Alexander Everett, il timido figlio dell'ingegnere, capelli castani e occhi verdi scuri, fisico asciutto, ma soprattutto incapace di riconoscere la sua bellezza.
Ma vedo anche gente poco conosciuta, come Vesper Reese o Sirya Lockart.
E, dopo una cinquantina di nomi più o meno, arriva il mio turno.
« Eleven Skylark » dice la Forbes. Faccio qualche passo in avanti. Tutti mi scrutano, Scarlett sussurra qualcosa al ragazzo che sta dopo di lei, che ride. Mi sento osservata. Mi blocco.
« Signorina Skylark? » mi richiama. La gente che ride si moltiplica. Credo di stare per svenire, ma mi ricordo le preziose lezioni di mio padre. Decido di tirar fuori la voce.
« Skylark Eleven, undici novembre tremilaventuno »

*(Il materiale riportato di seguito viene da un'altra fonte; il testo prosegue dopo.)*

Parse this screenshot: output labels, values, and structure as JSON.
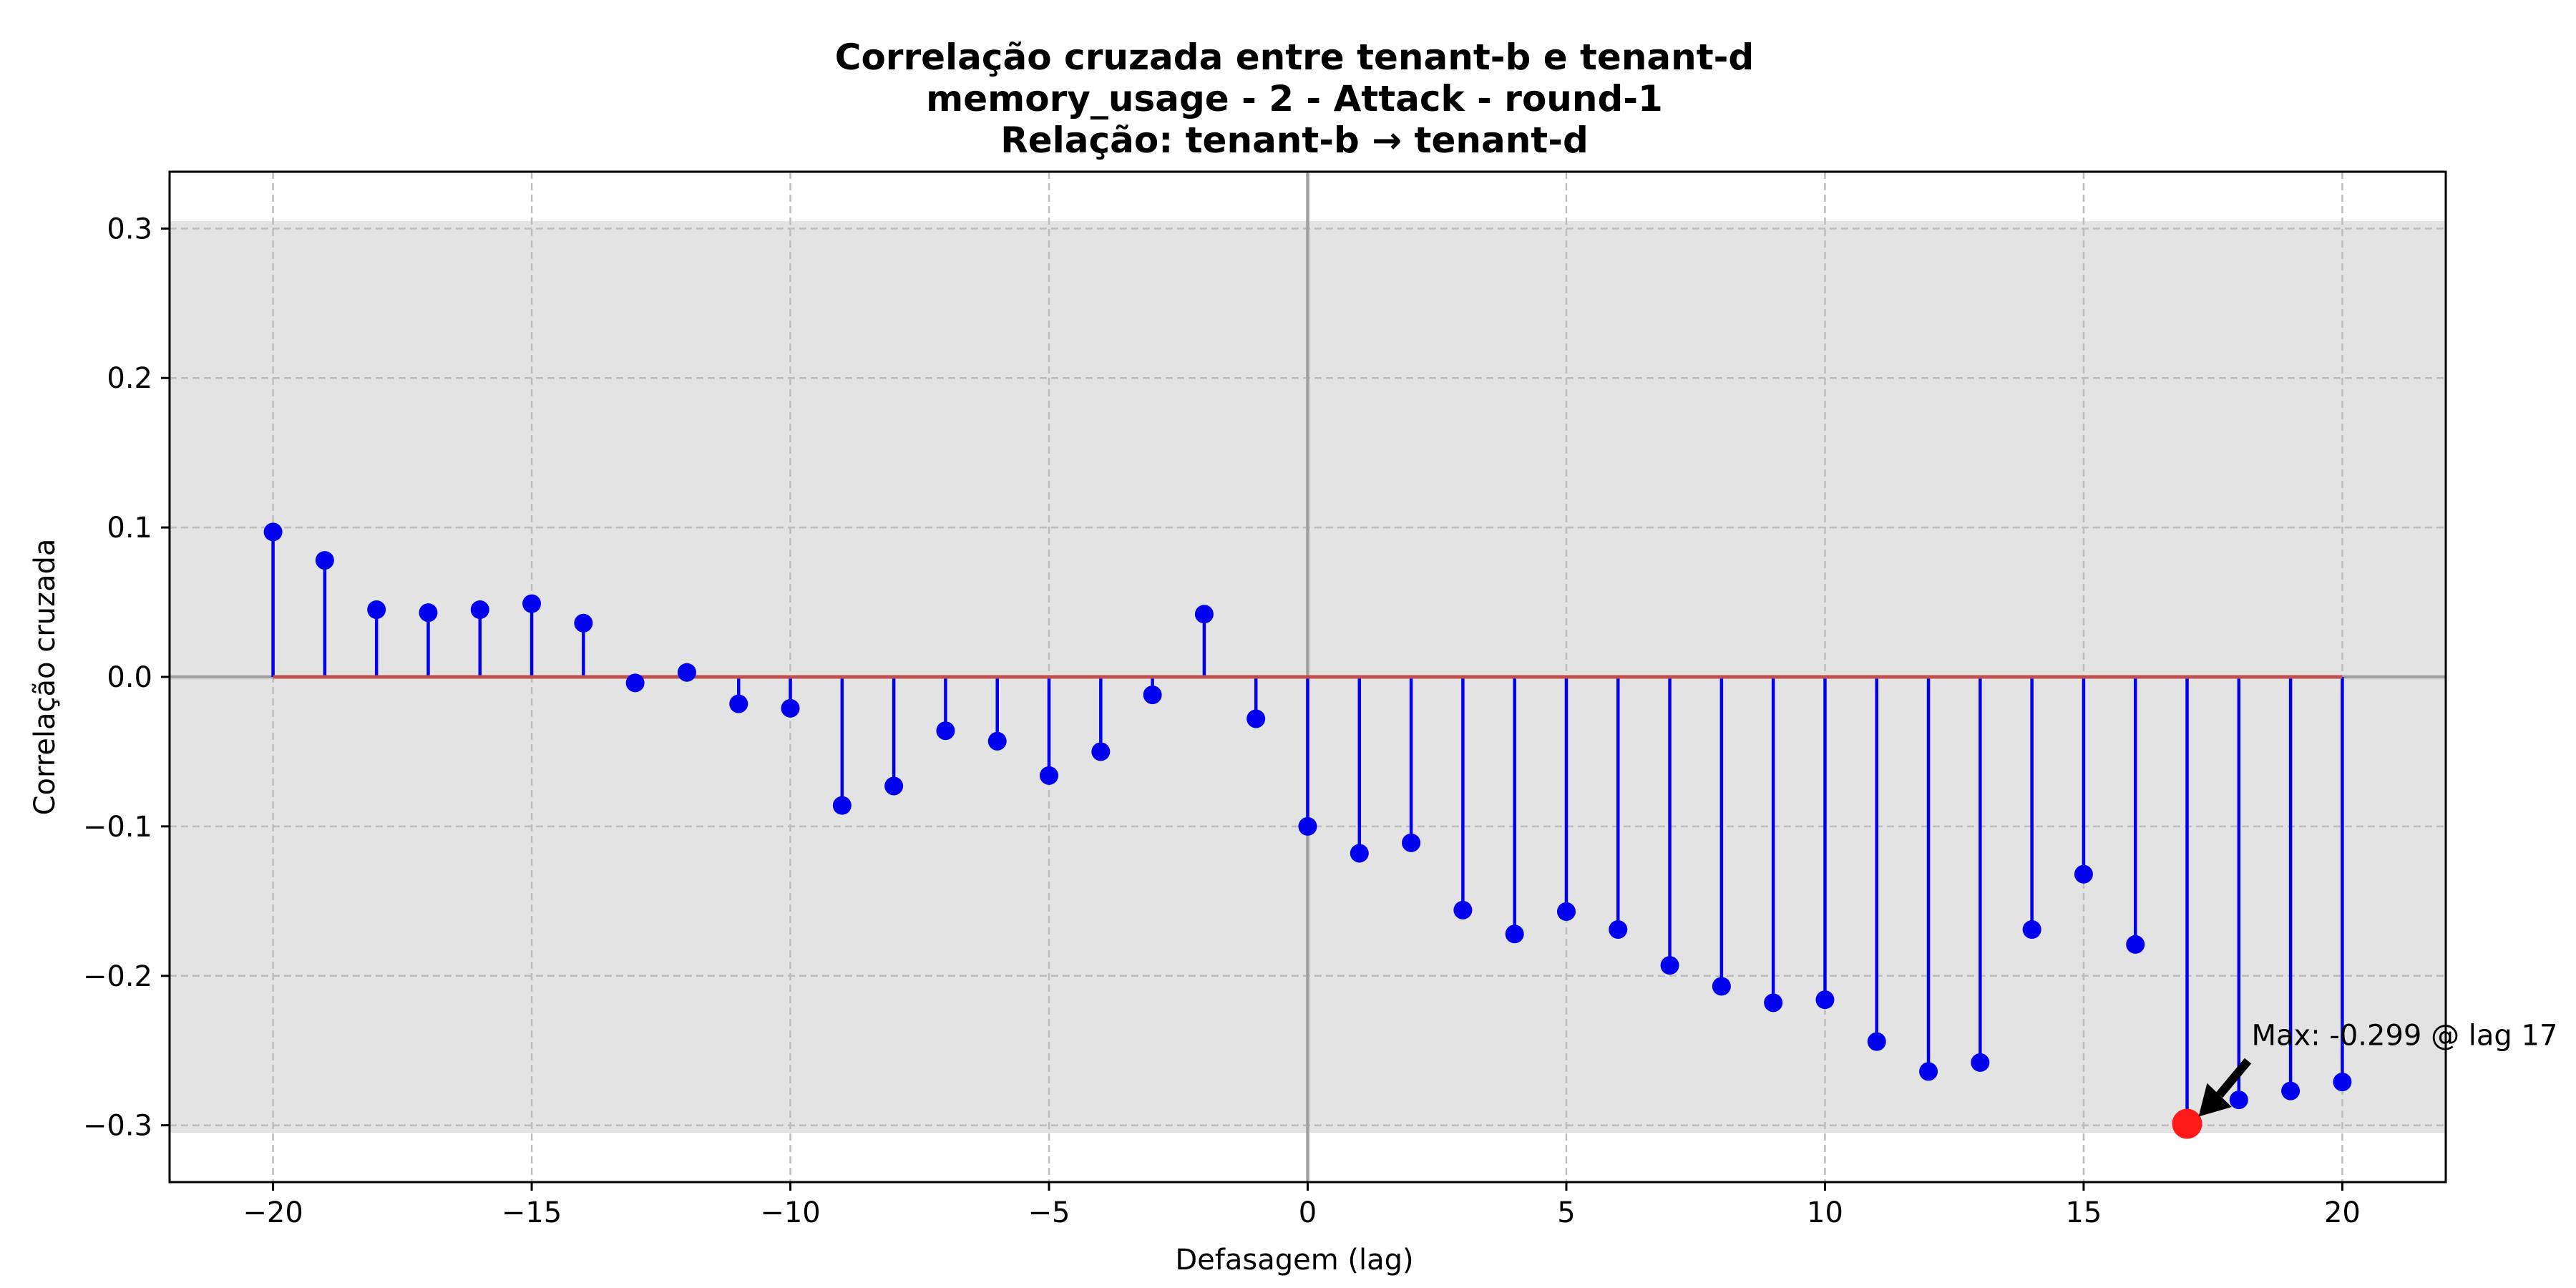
{
  "chart_data": {
    "type": "stem",
    "title_lines": [
      "Correlação cruzada entre tenant-b e tenant-d",
      "memory_usage - 2 - Attack - round-1",
      "Relação: tenant-b → tenant-d"
    ],
    "xlabel": "Defasagem (lag)",
    "ylabel": "Correlação cruzada",
    "xlim": [
      -22,
      22
    ],
    "ylim": [
      -0.338,
      0.338
    ],
    "xticks": [
      -20,
      -15,
      -10,
      -5,
      0,
      5,
      10,
      15,
      20
    ],
    "xtick_labels": [
      "−20",
      "−15",
      "−10",
      "−5",
      "0",
      "5",
      "10",
      "15",
      "20"
    ],
    "yticks": [
      0.3,
      0.2,
      0.1,
      0.0,
      -0.1,
      -0.2,
      -0.3
    ],
    "ytick_labels": [
      "0.3",
      "0.2",
      "0.1",
      "0.0",
      "−0.1",
      "−0.2",
      "−0.3"
    ],
    "grid": true,
    "shaded_band": [
      -0.305,
      0.305
    ],
    "lags": [
      -20,
      -19,
      -18,
      -17,
      -16,
      -15,
      -14,
      -13,
      -12,
      -11,
      -10,
      -9,
      -8,
      -7,
      -6,
      -5,
      -4,
      -3,
      -2,
      -1,
      0,
      1,
      2,
      3,
      4,
      5,
      6,
      7,
      8,
      9,
      10,
      11,
      12,
      13,
      14,
      15,
      16,
      17,
      18,
      19,
      20
    ],
    "values": [
      0.097,
      0.078,
      0.045,
      0.043,
      0.045,
      0.049,
      0.036,
      -0.004,
      0.003,
      -0.018,
      -0.021,
      -0.086,
      -0.073,
      -0.036,
      -0.043,
      -0.066,
      -0.05,
      -0.012,
      0.042,
      -0.028,
      -0.1,
      -0.118,
      -0.111,
      -0.156,
      -0.172,
      -0.157,
      -0.169,
      -0.193,
      -0.207,
      -0.218,
      -0.216,
      -0.244,
      -0.264,
      -0.258,
      -0.169,
      -0.132,
      -0.179,
      -0.299,
      -0.283,
      -0.277,
      -0.271
    ],
    "max_point": {
      "lag": 17,
      "value": -0.299
    },
    "annotation": "Max: -0.299 @ lag 17",
    "colors": {
      "stem": "#0000ee",
      "marker": "#0000ee",
      "baseline": "#c0504d",
      "max_marker": "#ff1a1a",
      "band": "#e3e3e3",
      "grid": "#bdbdbd",
      "zero_line": "#a0a0a0"
    }
  }
}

Tutto ciò che esce è il un suono stridulo, che non zittisce per niente le risate. Delia Forbes alza gli occhi al cielo.
Figuraccia numero uno.





Dire che bazzico nel sito da un po' lo condidero un eufemismo. E dire che sono alquanto pigra è un altro eufemismo.
Ma, che dire, da pigra lettrice senza account mi sono trasformata, nel giro di un'oretta, in una scrittrice con pronto in mano il bozzetto della sua storia.
Non assicuro aggiornamenti velocissimi, credo che tra uno e l'altro ci possano passare tranquillamente due (al massimo tre) settimane di tempo, dato soprattutto il fatto che il mio liceo non perdona, al momento.
Tornando al discorso di prima, l'idea è nata da un po', e soltanto lo scorso weekend sono riuscita a stenderla per benino. Si è trasformato in qualcosa di allettante, così ho articolato per bene il tutto ed eccomi qua, a pubblicare la mia prima storia.
Grazie in anticipo ai lettori e ai possibili recensori, spero che la storia vi piaccia almeno quanto è piaciuto a me stenderla, anche se siamo a malapena alle prime battute (ma i colpi di scena sono assicurati!).